Klicke hier für weitere Fun Facts und unnützen Wissen.

  1. Der kälteste bewohnte Ort der Welt heißt Oimjakon und liegt in Russland. Dort wurden -71,2 Grad Celsius gemessen.
  2. Die bisher größte gemessene Schneeflocke steht mit 38 Zentimetern Durchmesser im Guinness-Buch der Rekorde. Übliche Schneeflocken messen im Durchmesser gerade einmal fünf Millimeter.
  3. In Norwegen gibt es über 100 Wörter, die Schnee beschreiben – darunter Slaps und Snøgraut.
  4. Der sogenannte Blutschnee – also roter Schnee – kommt vor allem in den Polarregionen vor und enthält einzellige Algen, die ihm seine rötliche Färbung verleihen.

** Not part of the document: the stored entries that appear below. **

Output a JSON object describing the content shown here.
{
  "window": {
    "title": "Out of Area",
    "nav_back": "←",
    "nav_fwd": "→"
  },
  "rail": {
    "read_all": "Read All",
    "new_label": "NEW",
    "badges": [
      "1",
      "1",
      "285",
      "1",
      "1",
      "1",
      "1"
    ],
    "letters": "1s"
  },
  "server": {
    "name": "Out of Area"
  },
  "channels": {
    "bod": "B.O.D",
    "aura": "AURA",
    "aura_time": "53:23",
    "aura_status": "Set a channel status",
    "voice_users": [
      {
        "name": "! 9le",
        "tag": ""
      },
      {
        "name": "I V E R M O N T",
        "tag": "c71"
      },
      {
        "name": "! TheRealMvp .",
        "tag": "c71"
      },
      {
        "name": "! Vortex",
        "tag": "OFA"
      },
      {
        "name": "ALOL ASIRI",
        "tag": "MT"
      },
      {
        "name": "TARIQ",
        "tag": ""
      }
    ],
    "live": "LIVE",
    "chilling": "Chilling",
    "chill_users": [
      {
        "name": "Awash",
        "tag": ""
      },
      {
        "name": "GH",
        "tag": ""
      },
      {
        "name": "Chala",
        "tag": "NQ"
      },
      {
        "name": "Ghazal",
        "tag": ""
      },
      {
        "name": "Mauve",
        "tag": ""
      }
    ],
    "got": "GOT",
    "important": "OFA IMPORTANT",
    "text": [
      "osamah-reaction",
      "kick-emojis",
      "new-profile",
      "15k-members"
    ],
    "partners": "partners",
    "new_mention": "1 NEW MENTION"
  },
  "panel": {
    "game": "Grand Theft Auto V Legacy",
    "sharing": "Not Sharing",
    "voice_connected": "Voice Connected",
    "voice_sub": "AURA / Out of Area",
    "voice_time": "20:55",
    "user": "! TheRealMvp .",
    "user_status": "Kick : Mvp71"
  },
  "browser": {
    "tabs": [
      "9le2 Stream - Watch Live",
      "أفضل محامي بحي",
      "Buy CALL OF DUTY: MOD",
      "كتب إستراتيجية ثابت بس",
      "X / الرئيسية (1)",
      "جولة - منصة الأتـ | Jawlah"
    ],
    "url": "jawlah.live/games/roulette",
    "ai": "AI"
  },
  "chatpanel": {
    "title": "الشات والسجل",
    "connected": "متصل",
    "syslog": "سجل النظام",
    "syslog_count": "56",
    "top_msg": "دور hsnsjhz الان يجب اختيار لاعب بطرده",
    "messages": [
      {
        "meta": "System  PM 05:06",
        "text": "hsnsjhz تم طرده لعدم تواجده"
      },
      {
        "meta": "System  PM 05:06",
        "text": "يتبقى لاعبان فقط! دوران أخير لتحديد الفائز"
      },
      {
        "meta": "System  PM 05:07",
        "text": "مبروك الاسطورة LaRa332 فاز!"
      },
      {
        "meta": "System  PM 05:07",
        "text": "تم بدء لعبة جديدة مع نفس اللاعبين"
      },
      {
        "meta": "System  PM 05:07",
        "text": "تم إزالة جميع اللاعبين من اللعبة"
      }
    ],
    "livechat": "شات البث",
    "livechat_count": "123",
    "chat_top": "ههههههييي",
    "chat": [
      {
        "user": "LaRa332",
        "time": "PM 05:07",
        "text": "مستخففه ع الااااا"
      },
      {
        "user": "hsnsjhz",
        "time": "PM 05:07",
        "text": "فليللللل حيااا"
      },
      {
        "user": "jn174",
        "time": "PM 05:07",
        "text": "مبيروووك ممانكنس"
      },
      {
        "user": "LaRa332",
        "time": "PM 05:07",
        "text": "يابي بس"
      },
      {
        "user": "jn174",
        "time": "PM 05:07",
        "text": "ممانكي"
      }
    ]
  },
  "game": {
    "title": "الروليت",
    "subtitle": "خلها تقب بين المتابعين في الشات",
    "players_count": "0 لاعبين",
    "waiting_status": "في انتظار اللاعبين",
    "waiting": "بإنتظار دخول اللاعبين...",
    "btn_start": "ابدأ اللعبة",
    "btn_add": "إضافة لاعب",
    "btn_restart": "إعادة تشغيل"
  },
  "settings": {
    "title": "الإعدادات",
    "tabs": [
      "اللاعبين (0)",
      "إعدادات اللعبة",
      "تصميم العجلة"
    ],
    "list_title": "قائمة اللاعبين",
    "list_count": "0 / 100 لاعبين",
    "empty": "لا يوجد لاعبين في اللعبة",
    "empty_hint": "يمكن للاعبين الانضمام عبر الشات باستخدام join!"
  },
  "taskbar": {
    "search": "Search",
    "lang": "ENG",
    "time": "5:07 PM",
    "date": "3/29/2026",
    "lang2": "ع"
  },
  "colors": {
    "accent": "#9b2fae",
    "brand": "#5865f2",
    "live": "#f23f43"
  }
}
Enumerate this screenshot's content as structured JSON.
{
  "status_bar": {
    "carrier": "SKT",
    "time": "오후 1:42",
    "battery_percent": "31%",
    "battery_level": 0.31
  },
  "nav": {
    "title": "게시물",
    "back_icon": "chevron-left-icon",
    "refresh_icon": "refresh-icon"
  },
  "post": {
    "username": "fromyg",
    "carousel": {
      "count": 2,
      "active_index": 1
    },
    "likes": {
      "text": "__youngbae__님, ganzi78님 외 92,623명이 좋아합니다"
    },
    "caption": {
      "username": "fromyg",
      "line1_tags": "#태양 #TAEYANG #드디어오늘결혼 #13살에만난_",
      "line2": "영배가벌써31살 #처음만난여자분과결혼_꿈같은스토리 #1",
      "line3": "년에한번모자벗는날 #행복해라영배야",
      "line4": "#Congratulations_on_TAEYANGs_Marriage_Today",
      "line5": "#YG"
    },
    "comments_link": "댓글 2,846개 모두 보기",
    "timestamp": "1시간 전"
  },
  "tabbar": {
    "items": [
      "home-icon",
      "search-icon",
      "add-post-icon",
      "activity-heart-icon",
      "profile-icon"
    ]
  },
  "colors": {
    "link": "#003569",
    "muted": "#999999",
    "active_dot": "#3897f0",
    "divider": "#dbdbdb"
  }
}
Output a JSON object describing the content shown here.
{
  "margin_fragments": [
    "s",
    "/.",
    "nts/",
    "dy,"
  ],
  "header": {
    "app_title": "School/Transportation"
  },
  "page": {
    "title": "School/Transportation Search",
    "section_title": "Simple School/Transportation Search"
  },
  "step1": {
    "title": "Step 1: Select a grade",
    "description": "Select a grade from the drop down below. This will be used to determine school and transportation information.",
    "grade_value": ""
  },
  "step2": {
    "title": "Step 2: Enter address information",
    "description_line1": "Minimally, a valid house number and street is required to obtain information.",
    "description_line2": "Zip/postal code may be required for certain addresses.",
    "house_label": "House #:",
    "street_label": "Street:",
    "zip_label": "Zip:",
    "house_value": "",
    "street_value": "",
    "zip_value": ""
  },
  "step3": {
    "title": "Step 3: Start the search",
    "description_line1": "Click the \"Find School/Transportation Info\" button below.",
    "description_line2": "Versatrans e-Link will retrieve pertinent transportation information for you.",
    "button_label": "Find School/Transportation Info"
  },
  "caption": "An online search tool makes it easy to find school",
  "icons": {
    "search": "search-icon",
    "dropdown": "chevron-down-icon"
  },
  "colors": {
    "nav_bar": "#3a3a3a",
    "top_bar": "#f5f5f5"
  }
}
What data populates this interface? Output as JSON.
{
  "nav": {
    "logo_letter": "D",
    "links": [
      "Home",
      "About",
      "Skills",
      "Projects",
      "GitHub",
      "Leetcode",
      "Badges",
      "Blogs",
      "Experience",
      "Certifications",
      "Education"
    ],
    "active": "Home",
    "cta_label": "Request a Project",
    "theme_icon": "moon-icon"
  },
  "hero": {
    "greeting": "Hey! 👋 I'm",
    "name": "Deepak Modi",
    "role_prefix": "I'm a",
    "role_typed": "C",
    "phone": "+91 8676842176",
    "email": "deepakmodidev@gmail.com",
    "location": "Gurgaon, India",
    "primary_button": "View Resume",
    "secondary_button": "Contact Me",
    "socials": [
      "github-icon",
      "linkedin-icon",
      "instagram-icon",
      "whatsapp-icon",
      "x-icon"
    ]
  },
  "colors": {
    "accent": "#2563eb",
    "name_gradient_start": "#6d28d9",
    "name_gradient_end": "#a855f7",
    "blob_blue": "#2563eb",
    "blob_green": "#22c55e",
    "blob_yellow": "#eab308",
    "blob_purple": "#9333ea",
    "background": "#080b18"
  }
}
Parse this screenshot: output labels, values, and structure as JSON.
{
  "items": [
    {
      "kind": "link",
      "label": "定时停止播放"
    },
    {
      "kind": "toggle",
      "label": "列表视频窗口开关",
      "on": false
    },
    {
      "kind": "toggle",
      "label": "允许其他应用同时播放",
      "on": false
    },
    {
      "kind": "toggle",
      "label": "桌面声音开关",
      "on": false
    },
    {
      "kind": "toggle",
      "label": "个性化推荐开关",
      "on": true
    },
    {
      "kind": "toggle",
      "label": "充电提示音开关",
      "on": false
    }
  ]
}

  5. Am Mount Fairweather, einem Berg in Kanada, fällt pro Jahr rund 180 Meter Schnee. Damit ist der Berg der schneereichste Ort der Erde.
  6. In manchen Städten wird statt Salz oder Salzlake Rübensaft oder altes Bier für vereiste Straßen benutzt.
  7. Der größte, je gebaute Schneemann hatte eine Länge von knapp 38 Metern.
  8. Im Winter steht unser Planet der Sonne am nächsten. Die Distanz beträgt dann nur noch etwa 147 Millionen Kilometer.
  9. Etwa 7.600 Menschen haben bei der größten Schneeballschlacht der Welt im Jahr 2016 in Kanada mitgemacht.